C’est aux enfants vivants, Monsieur, qu’il faut penser !

Publié le par Michel Durand

Comme promis je dépose ici, pour une lecture plus confortable, un long texte écrit par une lectrice suite à la décision présidentielle de demander aux enfants de CM2 de parrainer les enfants de la déportation.
Monsieur Le Président, vous « devez de mémoire », nous aussi. Et nos chers détruits même s’ils sont revenus,-Juifs, tsiganes, homosexuels, religieux, dissidents, communistes, intellectuels, résistants de tout bord -et tous ceux que j’oublie de mentionner encore- nous l’ont bien enseigné : souvenez-vous de nous, pour faire des vivants des monuments de vie.
Monsieur Le Président vous êtes dans l’erreur. Je vous le dis, humble mère, vieille femme, née en 48, élevée en côtoyant une femme rentrée de Ravensbrück (dans quel état !). Torturée, elle s’était tue. Elle a été l’amie de Geneviève De Gaulle, Germaine Thillon de tant d’autres encore…
C’est aux enfants de notre temps qu’il faut penser.
A l’enfant massacré, déplacé et meurtri. A l’enfant qu’on torture, enrôle, force à fuir. C’est lui que vous devez ne jamais oublier. Celui qui fuit la faim, la misère, la peur. Celui que l’on n’a pas le droit de renvoyer à son bidonville, ni à son tas d’ordures, ni à son camp de réfugiés. Au Mal.

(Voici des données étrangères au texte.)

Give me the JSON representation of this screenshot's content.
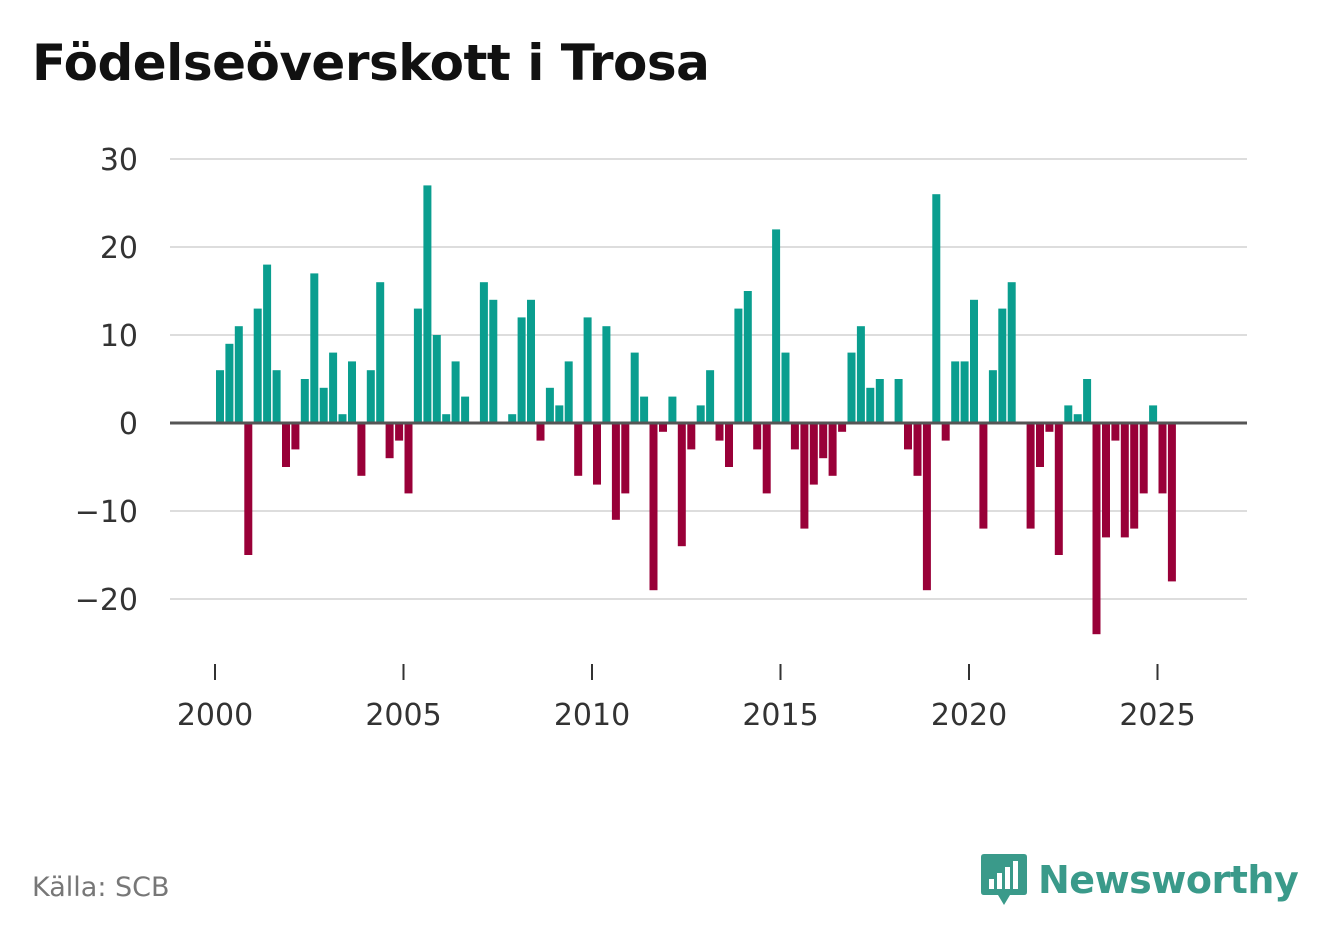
{
  "title": "Födelseöverskott i Trosa",
  "source": "Källa: SCB",
  "brand": {
    "name": "Newsworthy",
    "icon": "newsworthy-logo-icon",
    "color": "#3a9a8a"
  },
  "colors": {
    "positive": "#0a9e8f",
    "negative": "#990038",
    "grid": "#dddddd",
    "zero": "#555555"
  },
  "chart_data": {
    "type": "bar",
    "title": "Födelseöverskott i Trosa",
    "xlabel": "",
    "ylabel": "",
    "ylim": [
      -26,
      30
    ],
    "xlim": [
      1999.0,
      2027.3
    ],
    "y_ticks": [
      30,
      20,
      10,
      0,
      -10,
      -20
    ],
    "y_tick_labels": [
      "30",
      "20",
      "10",
      "0",
      "−10",
      "−20"
    ],
    "x_ticks": [
      2000,
      2005,
      2010,
      2015,
      2020,
      2025
    ],
    "x_tick_labels": [
      "2000",
      "2005",
      "2010",
      "2015",
      "2020",
      "2025"
    ],
    "frequency": "quarterly",
    "start": 2000.0,
    "values": [
      6,
      9,
      11,
      -15,
      13,
      18,
      6,
      -5,
      -3,
      5,
      17,
      4,
      8,
      1,
      7,
      -6,
      6,
      16,
      -4,
      -2,
      -8,
      13,
      27,
      10,
      1,
      7,
      3,
      0,
      16,
      14,
      0,
      1,
      12,
      14,
      -2,
      4,
      2,
      7,
      -6,
      12,
      -7,
      11,
      -11,
      -8,
      8,
      3,
      -19,
      -1,
      3,
      -14,
      -3,
      2,
      6,
      -2,
      -5,
      13,
      15,
      -3,
      -8,
      22,
      8,
      -3,
      -12,
      -7,
      -4,
      -6,
      -1,
      8,
      11,
      4,
      5,
      0,
      5,
      -3,
      -6,
      -19,
      26,
      -2,
      7,
      7,
      14,
      -12,
      6,
      13,
      16,
      0,
      -12,
      -5,
      -1,
      -15,
      2,
      1,
      5,
      -24,
      -13,
      -2,
      -13,
      -12,
      -8,
      2,
      -8,
      -18
    ]
  }
}
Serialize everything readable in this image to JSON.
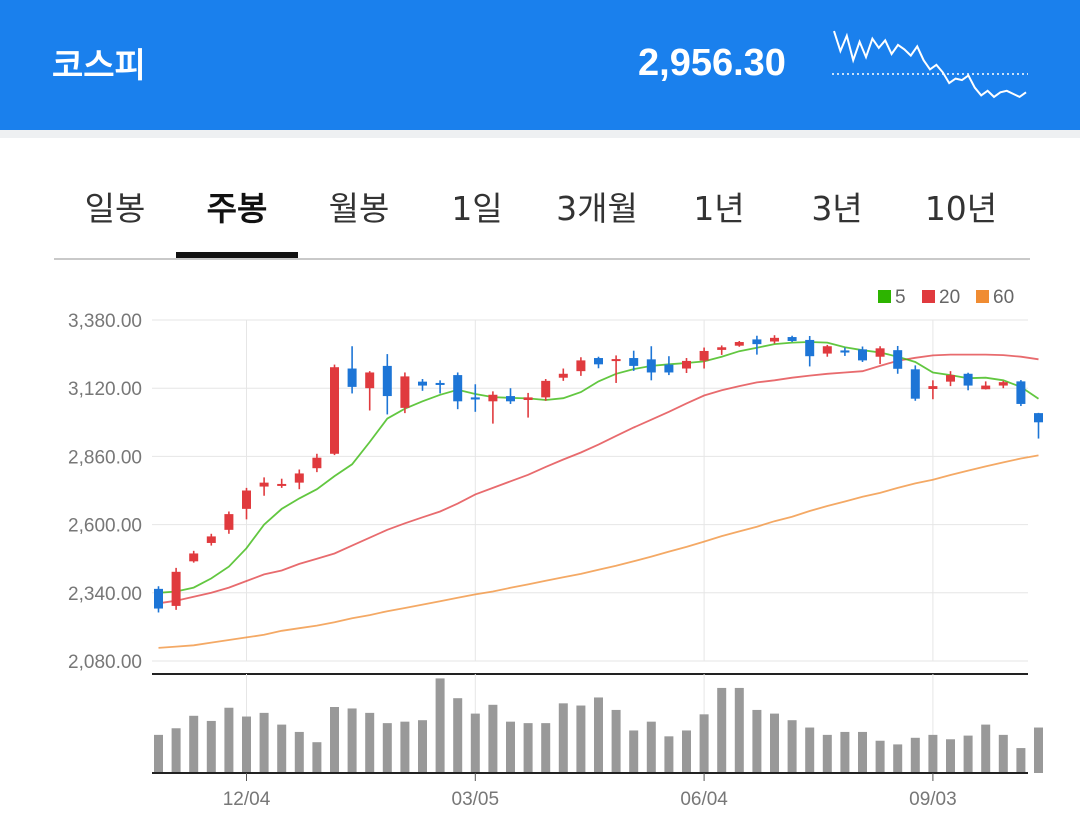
{
  "header": {
    "title": "코스피",
    "price": "2,956.30",
    "sparkline": [
      3245,
      3180,
      3230,
      3150,
      3210,
      3160,
      3220,
      3190,
      3215,
      3170,
      3200,
      3185,
      3165,
      3195,
      3150,
      3120,
      3135,
      3110,
      3075,
      3090,
      3085,
      3100,
      3060,
      3035,
      3050,
      3030,
      3045,
      3050,
      3040,
      3030,
      3045
    ],
    "sparkline_ref": 3105
  },
  "tabs": [
    {
      "label": "일봉",
      "active": false
    },
    {
      "label": "주봉",
      "active": true
    },
    {
      "label": "월봉",
      "active": false
    },
    {
      "label": "1일",
      "active": false
    },
    {
      "label": "3개월",
      "active": false
    },
    {
      "label": "1년",
      "active": false
    },
    {
      "label": "3년",
      "active": false
    },
    {
      "label": "10년",
      "active": false
    }
  ],
  "colors": {
    "accent": "#1a80ed",
    "up": "#e03a3e",
    "down": "#1d75d6",
    "ma5": "#2db400",
    "ma20": "#e03a3e",
    "ma60": "#f08c32",
    "volume": "#999999"
  },
  "chart_data": {
    "type": "candlestick",
    "ylim": [
      2080,
      3380
    ],
    "y_ticks": [
      "3,380.00",
      "3,120.00",
      "2,860.00",
      "2,600.00",
      "2,340.00",
      "2,080.00"
    ],
    "y_tick_values": [
      3380,
      3120,
      2860,
      2600,
      2340,
      2080
    ],
    "x_ticks": [
      {
        "label": "12/04",
        "index": 5
      },
      {
        "label": "03/05",
        "index": 18
      },
      {
        "label": "06/04",
        "index": 31
      },
      {
        "label": "09/03",
        "index": 44
      }
    ],
    "legend": [
      {
        "label": "5",
        "color": "#2db400"
      },
      {
        "label": "20",
        "color": "#e03a3e"
      },
      {
        "label": "60",
        "color": "#f08c32"
      }
    ],
    "legend_position": "top-right",
    "ohlc": [
      [
        2355,
        2365,
        2265,
        2280
      ],
      [
        2290,
        2435,
        2275,
        2420
      ],
      [
        2460,
        2500,
        2455,
        2490
      ],
      [
        2530,
        2565,
        2520,
        2555
      ],
      [
        2580,
        2650,
        2565,
        2640
      ],
      [
        2660,
        2740,
        2620,
        2730
      ],
      [
        2745,
        2780,
        2710,
        2760
      ],
      [
        2750,
        2775,
        2740,
        2755
      ],
      [
        2760,
        2810,
        2735,
        2795
      ],
      [
        2815,
        2870,
        2800,
        2855
      ],
      [
        2870,
        3210,
        2865,
        3200
      ],
      [
        3195,
        3280,
        3100,
        3125
      ],
      [
        3120,
        3185,
        3035,
        3180
      ],
      [
        3205,
        3250,
        3020,
        3090
      ],
      [
        3045,
        3180,
        3025,
        3165
      ],
      [
        3145,
        3155,
        3110,
        3130
      ],
      [
        3140,
        3150,
        3100,
        3138
      ],
      [
        3170,
        3180,
        3040,
        3070
      ],
      [
        3085,
        3135,
        3030,
        3077
      ],
      [
        3070,
        3108,
        2985,
        3095
      ],
      [
        3090,
        3120,
        3060,
        3070
      ],
      [
        3075,
        3102,
        3008,
        3085
      ],
      [
        3085,
        3155,
        3072,
        3148
      ],
      [
        3160,
        3195,
        3148,
        3175
      ],
      [
        3185,
        3238,
        3167,
        3226
      ],
      [
        3235,
        3240,
        3196,
        3211
      ],
      [
        3225,
        3245,
        3140,
        3231
      ],
      [
        3235,
        3263,
        3186,
        3205
      ],
      [
        3230,
        3280,
        3150,
        3180
      ],
      [
        3210,
        3242,
        3170,
        3180
      ],
      [
        3195,
        3235,
        3178,
        3224
      ],
      [
        3225,
        3275,
        3195,
        3262
      ],
      [
        3266,
        3283,
        3247,
        3276
      ],
      [
        3282,
        3300,
        3278,
        3296
      ],
      [
        3306,
        3320,
        3248,
        3288
      ],
      [
        3298,
        3322,
        3290,
        3312
      ],
      [
        3315,
        3320,
        3296,
        3300
      ],
      [
        3304,
        3319,
        3203,
        3242
      ],
      [
        3252,
        3285,
        3240,
        3280
      ],
      [
        3264,
        3275,
        3243,
        3256
      ],
      [
        3268,
        3279,
        3220,
        3226
      ],
      [
        3240,
        3280,
        3212,
        3272
      ],
      [
        3265,
        3281,
        3175,
        3194
      ],
      [
        3192,
        3207,
        3072,
        3080
      ],
      [
        3117,
        3150,
        3078,
        3128
      ],
      [
        3145,
        3185,
        3128,
        3170
      ],
      [
        3175,
        3179,
        3112,
        3130
      ],
      [
        3116,
        3146,
        3115,
        3130
      ],
      [
        3130,
        3148,
        3120,
        3143
      ],
      [
        3146,
        3151,
        3052,
        3060
      ],
      [
        3025,
        3026,
        2928,
        2990
      ]
    ],
    "ma5": [
      2340,
      2345,
      2360,
      2395,
      2440,
      2510,
      2600,
      2660,
      2700,
      2735,
      2785,
      2830,
      2915,
      3004,
      3042,
      3070,
      3095,
      3114,
      3098,
      3086,
      3083,
      3081,
      3075,
      3082,
      3105,
      3146,
      3175,
      3193,
      3205,
      3211,
      3216,
      3222,
      3240,
      3261,
      3274,
      3288,
      3294,
      3296,
      3294,
      3276,
      3265,
      3256,
      3240,
      3220,
      3180,
      3170,
      3158,
      3160,
      3150,
      3125,
      3080
    ],
    "ma20": [
      2300,
      2310,
      2325,
      2340,
      2360,
      2385,
      2410,
      2425,
      2450,
      2470,
      2490,
      2520,
      2550,
      2580,
      2605,
      2628,
      2650,
      2680,
      2715,
      2740,
      2765,
      2790,
      2820,
      2848,
      2875,
      2905,
      2938,
      2970,
      3000,
      3030,
      3062,
      3092,
      3112,
      3128,
      3142,
      3150,
      3160,
      3168,
      3175,
      3180,
      3185,
      3205,
      3225,
      3236,
      3245,
      3248,
      3248,
      3248,
      3246,
      3240,
      3230
    ],
    "ma60": [
      2130,
      2135,
      2140,
      2150,
      2160,
      2170,
      2180,
      2195,
      2205,
      2215,
      2228,
      2243,
      2255,
      2270,
      2282,
      2295,
      2308,
      2321,
      2334,
      2345,
      2359,
      2372,
      2386,
      2399,
      2412,
      2428,
      2443,
      2460,
      2478,
      2497,
      2515,
      2535,
      2556,
      2574,
      2592,
      2613,
      2630,
      2652,
      2671,
      2688,
      2706,
      2721,
      2740,
      2757,
      2771,
      2789,
      2806,
      2822,
      2837,
      2852,
      2864
    ],
    "volume": [
      52,
      61,
      78,
      71,
      89,
      77,
      82,
      66,
      56,
      42,
      90,
      88,
      82,
      68,
      70,
      72,
      129,
      102,
      81,
      93,
      70,
      68,
      68,
      95,
      92,
      103,
      86,
      58,
      70,
      50,
      58,
      80,
      116,
      116,
      86,
      81,
      72,
      62,
      52,
      56,
      56,
      44,
      39,
      48,
      52,
      46,
      51,
      66,
      52,
      34,
      62
    ]
  }
}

Le Mal que vous voulez vous dans votre énergie, empêcher de renaître, il a ses signes avant-coureur : signe distinctif, discriminatoire, délation de voisinage encouragée jusqu’à l’école, interdit de jouer dans l’espace public, de fréquenter ceci où cela. D’honorer ses parents. D’ouvrir un magasin, d’enseigner. De travailler tout simplement de vivre normalement.
Le mal dont vous parlez est en route aujourd’hui. Il rafle des familles à des sorties d’écoles, dans les ANPE, dans les Sous-Préfectures. Il entoure soudain le lit d’enfants tranquilles encore pris de sommeil au pays de la paix. Cernés de quinze soldats baraqués armés et cuirassés de noir. Il bouscule au métro et aux bureaux de gares. Je l’ai vu de mes yeux , j’ai eu mal à la France.
Leurs parents étaient là depuis quinze ans peut-être. Eux depuis des années. Parfois.
On est tous immigrés Monsieur Le Présidents. Certains c’est par l’armée la plupart juste comme ça. Venus de l’Italie, de Hongrie, d’Argentine, de l’Angleterre, de La Hollande ou du Congo…On a passé parfois quatre fois la frontière. On a créé la France et on y a fait souche. On ne nous a jamais demandé de venir. On est venu. De fait. On est là, on y reste.
Nos parents ont bûché dans des métiers divers, transporté du charbon, alimenté les mines, écrit dans des journaux, animé des théâtres, financé la Nation quand elle avait besoin.
Alors tous ces enfants pareils à nous d’hier, nous devons les aider à vivre de leur mieux. Ne pas les renvoyer au silence de la terre. Les protéger : Ils sont de notre espèce à nous. Cette espèce embarquée, tâtonnante et civile enfin, si nous voulons, si nous nous y tenons.
Martine a vu un jour à son bureau d’école, la place de Sarah déserte. Un samedi matin de ce 26 avril 44. Martine n’a rien su. De la rafle jamais on n’a parlé pendant cinquante ans. Estelle a vu Youko pour la dernière fois un mardi à 5 heures en 2007. Il n’est pas revenu. On n’en a plus parlé. La maîtresse se tait. Elle parle aux adultes. Des adultes impuissants, effarés et honteux. Un jour Youko ou Smane, si ils survivent, feront nommer des Justes ailleurs qui ont sauvé.
En serons- nous, Monsieur Le Président ?
Si nous avons participé, une fois les besoins fondamentaux requis, ces enfants-là pourront penser à la justice, écouter le récit de tous les déportés. Ils participeront, ils comprendront bien mieux car ils auront vécu, un peu de cet enfer. Leur copains de l’école parleront avec eux : tu vois c’était un peu comme nous, en ce temps-là.
Voilà comment se font les Mémoires Vivantes.
Refusez le Darfour, le Rwanda, le viol des femmes Massaï, acceptez ceux ici qui ne demandent pas grand-chose et qui sont prêts à être heureux parce que vivants. Et participeront à notre économie.
On vous le dit depuis longtemps, Monsieur, d’autres plus compétents que moi en la matière. Comprenez je vous prie avant qu’il soit trop tard. Le levier est à vous. Sachez donc où il œuvre. Donnez à des enfants vivants, vivants encore, la mémoire d’une France qui les protégera.